At a recent small event held by a measurement company and attended largely by ad executives, the banter kept falling back onto buzzwords familiar to PRWeek readers: "engagement," "consumer interactions," and "relationships."
Hosted by Max Kalehoff, VP of marketing for Nielsen BuzzMetrics, and Seth Goldstein, CEO of online financial lead-generation firm Root Markets, the purpose of the event was to discuss new ways for advertisers to reach out to the public now that the traditional ways were, according to the invite, "broken."

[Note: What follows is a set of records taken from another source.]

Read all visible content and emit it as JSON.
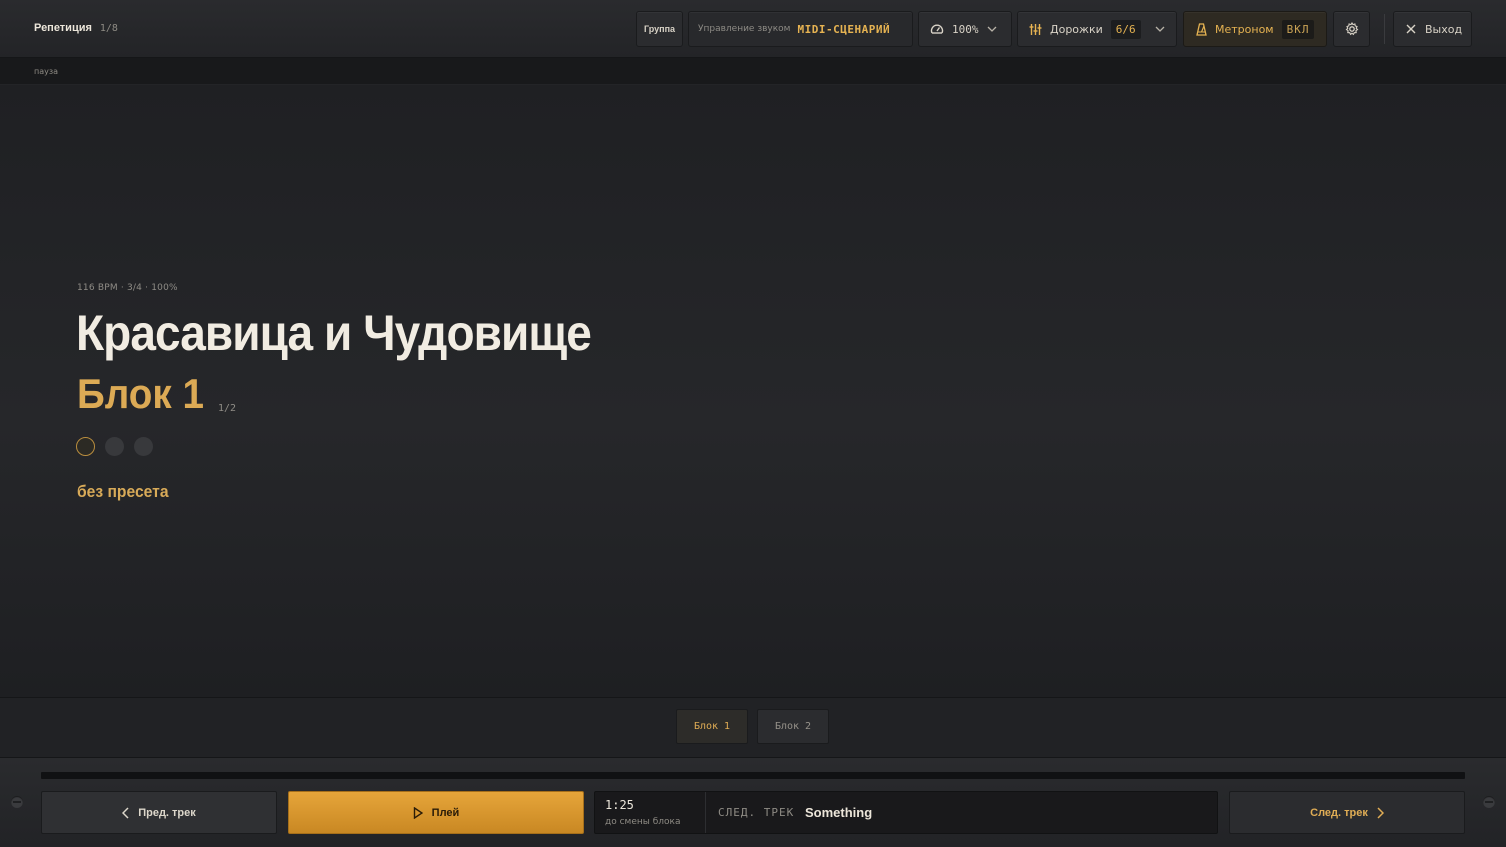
{
  "header": {
    "title": "Репетиция",
    "counter": "1/8",
    "group_label": "Группа",
    "sound_label": "Управление звуком",
    "sound_value": "MIDI-СЦЕНАРИЙ",
    "zoom_value": "100%",
    "tracks_label": "Дорожки",
    "tracks_value": "6/6",
    "metronome_label": "Метроном",
    "metronome_value": "ВКЛ",
    "exit_label": "Выход"
  },
  "status": {
    "text": "пауза"
  },
  "song": {
    "meta": "116 BPM · 3/4 · 100%",
    "title": "Красавица и Чудовище",
    "block_title": "Блок 1",
    "block_position": "1/2",
    "preset": "без пресета"
  },
  "blocks": [
    {
      "label": "Блок 1",
      "active": true
    },
    {
      "label": "Блок 2",
      "active": false
    }
  ],
  "transport": {
    "prev_label": "Пред. трек",
    "play_label": "Плей",
    "next_label": "След. трек",
    "time": "1:25",
    "time_caption": "до смены блока",
    "next_track_caption": "СЛЕД. ТРЕК",
    "next_track_name": "Something"
  },
  "colors": {
    "accent": "#e6b352",
    "play_button": "#dfa035",
    "background": "#1d1e21"
  }
}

If you'd closed your eyes and substituted the names of some disciplines, you'd have assumed you were in a room full of PR pros. The question, "How is this not PR?" was asked but not answered. Maybe there was no answer. The fact that the ad pros were discussing this in public portends to a power grab for that much-discussed gray area of marketing.
Of course, PR has always been about relationships with various groups, from media to grassroots communities. For an industry trying to cement "relationship building" into the minds of clients, this could not be a larger watershed moment: the ad industry is trying to out-PR PR.

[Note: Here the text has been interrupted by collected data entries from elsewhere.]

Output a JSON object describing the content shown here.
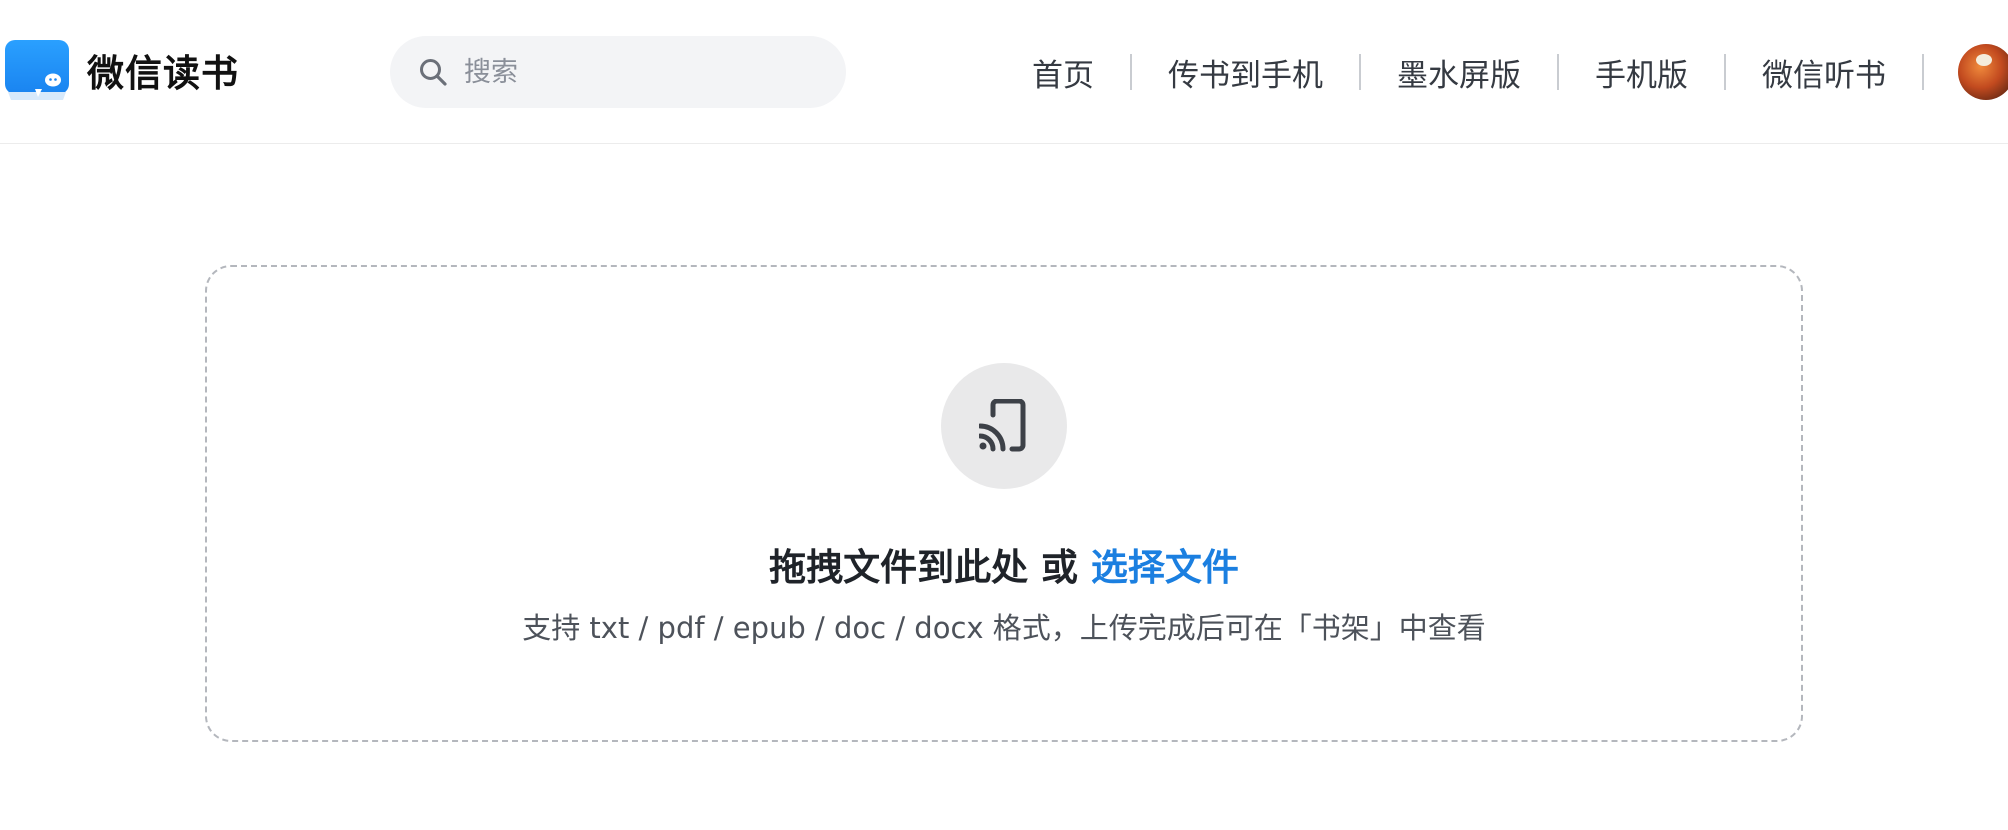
{
  "header": {
    "logo_text": "微信读书",
    "search_placeholder": "搜索",
    "nav": [
      {
        "label": "首页"
      },
      {
        "label": "传书到手机"
      },
      {
        "label": "墨水屏版"
      },
      {
        "label": "手机版"
      },
      {
        "label": "微信听书"
      }
    ]
  },
  "upload": {
    "title": "拖拽文件到此处 或",
    "choose_label": "选择文件",
    "hint": "支持 txt / pdf / epub / doc / docx 格式，上传完成后可在「书架」中查看"
  },
  "colors": {
    "brand_blue": "#1E90FF",
    "link_blue": "#1B7FE0"
  },
  "icons": {
    "search": "search-icon",
    "upload": "cast-to-phone-icon"
  }
}
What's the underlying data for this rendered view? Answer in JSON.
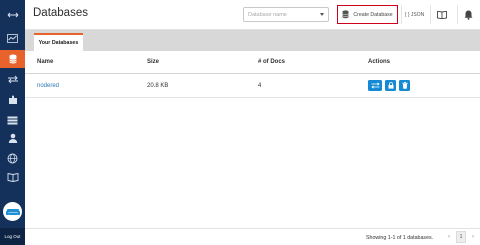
{
  "header": {
    "title": "Databases",
    "search_placeholder": "Database name",
    "create_label": "Create Database",
    "json_label": "{ } JSON"
  },
  "tabs": [
    {
      "label": "Your Databases",
      "active": true
    }
  ],
  "table": {
    "columns": [
      "Name",
      "Size",
      "# of Docs",
      "Actions"
    ],
    "rows": [
      {
        "name": "nodered",
        "size": "20.8 KB",
        "docs": "4"
      }
    ]
  },
  "sidebar": {
    "items": [
      "arrows-icon",
      "pulse-icon",
      "database-icon",
      "replication-icon",
      "puzzle-icon",
      "list-icon",
      "user-icon",
      "globe-icon",
      "book-icon"
    ],
    "active": "database-icon",
    "logout_label": "Log Out"
  },
  "footer": {
    "status": "Showing 1-1 of 1 databases.",
    "page": "1",
    "prev": "‹",
    "next": "›"
  },
  "colors": {
    "sidebar": "#13315a",
    "accent": "#e8622c",
    "highlight": "#d0021b",
    "action": "#1489d4",
    "link": "#2a7ab8"
  }
}
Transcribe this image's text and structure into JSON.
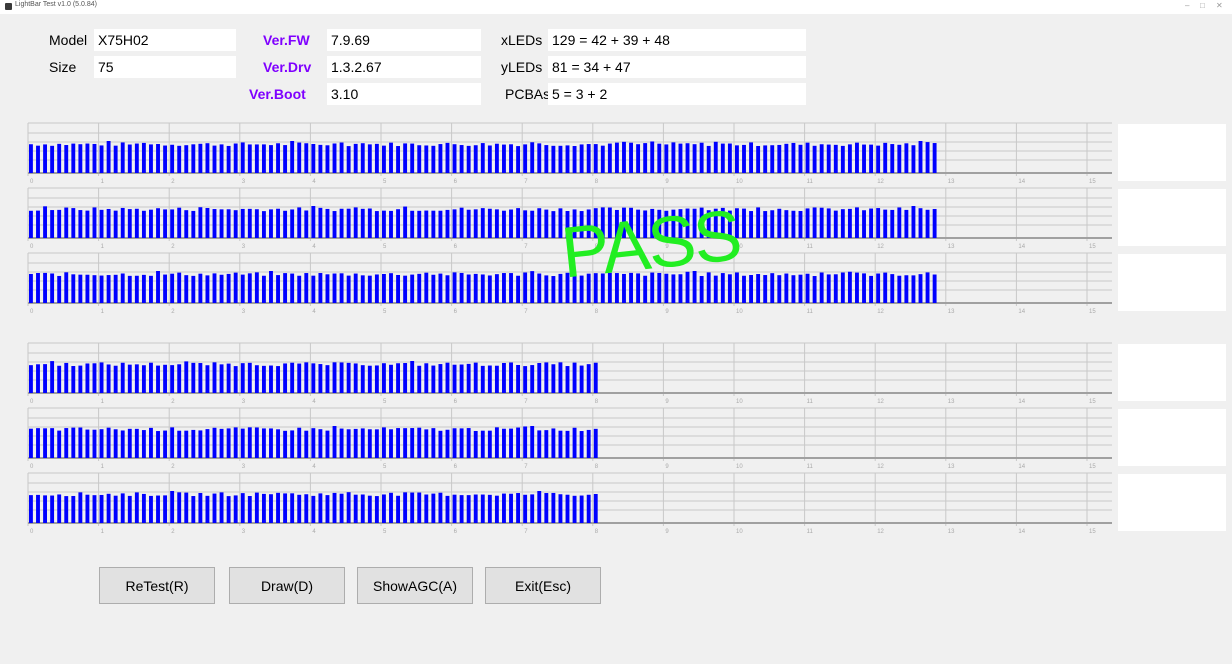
{
  "window": {
    "title": "LightBar Test v1.0 (5.0.84)"
  },
  "info": {
    "model_label": "Model",
    "model_value": "X75H02",
    "size_label": "Size",
    "size_value": "75",
    "fw_label": "Ver.FW",
    "fw_value": "7.9.69",
    "drv_label": "Ver.Drv",
    "drv_value": "1.3.2.67",
    "boot_label": "Ver.Boot",
    "boot_value": "3.10",
    "xleds_label": "xLEDs",
    "xleds_value": "129 = 42 + 39 + 48",
    "yleds_label": "yLEDs",
    "yleds_value": "81 = 34 + 47",
    "pcbas_label": "PCBAs",
    "pcbas_value": "5 = 3  + 2"
  },
  "result": {
    "text": "PASS",
    "color": "#22ee22"
  },
  "colors": {
    "bar": "#0000ff",
    "grid": "#c8c8c8",
    "axis": "#a0a0a0",
    "version_label": "#7f00ff"
  },
  "charts": {
    "tick_labels": [
      "0",
      "1",
      "2",
      "3",
      "4",
      "5",
      "6",
      "7",
      "8",
      "9",
      "10",
      "11",
      "12",
      "13",
      "14",
      "15"
    ],
    "panels": [
      {
        "group": "x",
        "bar_count": 129,
        "level": 0.9
      },
      {
        "group": "x",
        "bar_count": 129,
        "level": 0.9
      },
      {
        "group": "x",
        "bar_count": 129,
        "level": 0.9
      },
      {
        "group": "y",
        "bar_count": 81,
        "level": 0.9
      },
      {
        "group": "y",
        "bar_count": 81,
        "level": 0.9
      },
      {
        "group": "y",
        "bar_count": 81,
        "level": 0.9
      }
    ]
  },
  "buttons": {
    "retest": "ReTest(R)",
    "draw": "Draw(D)",
    "showagc": "ShowAGC(A)",
    "exit": "Exit(Esc)"
  }
}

This by no means signifies that a windfall of money is guaranteed to come PR's way. Clients seeking results will find them wherever they can, and ad agencies, ever the illusionists, could easily move their services slowly toward the middle. If PR is too busy playing defense, they could find the game being played elsewhere.
If there was one point of consensus at this confab, it was that marketers of all stripes agreed that clients need to bring firms and their own marketers in during product development. Too many PR and ad pros are being asked to pitch, sell, and promote the unmarketable. As to who gets greater resonance in those meetings - ad or PR teams - it depends on who has possession of the ball.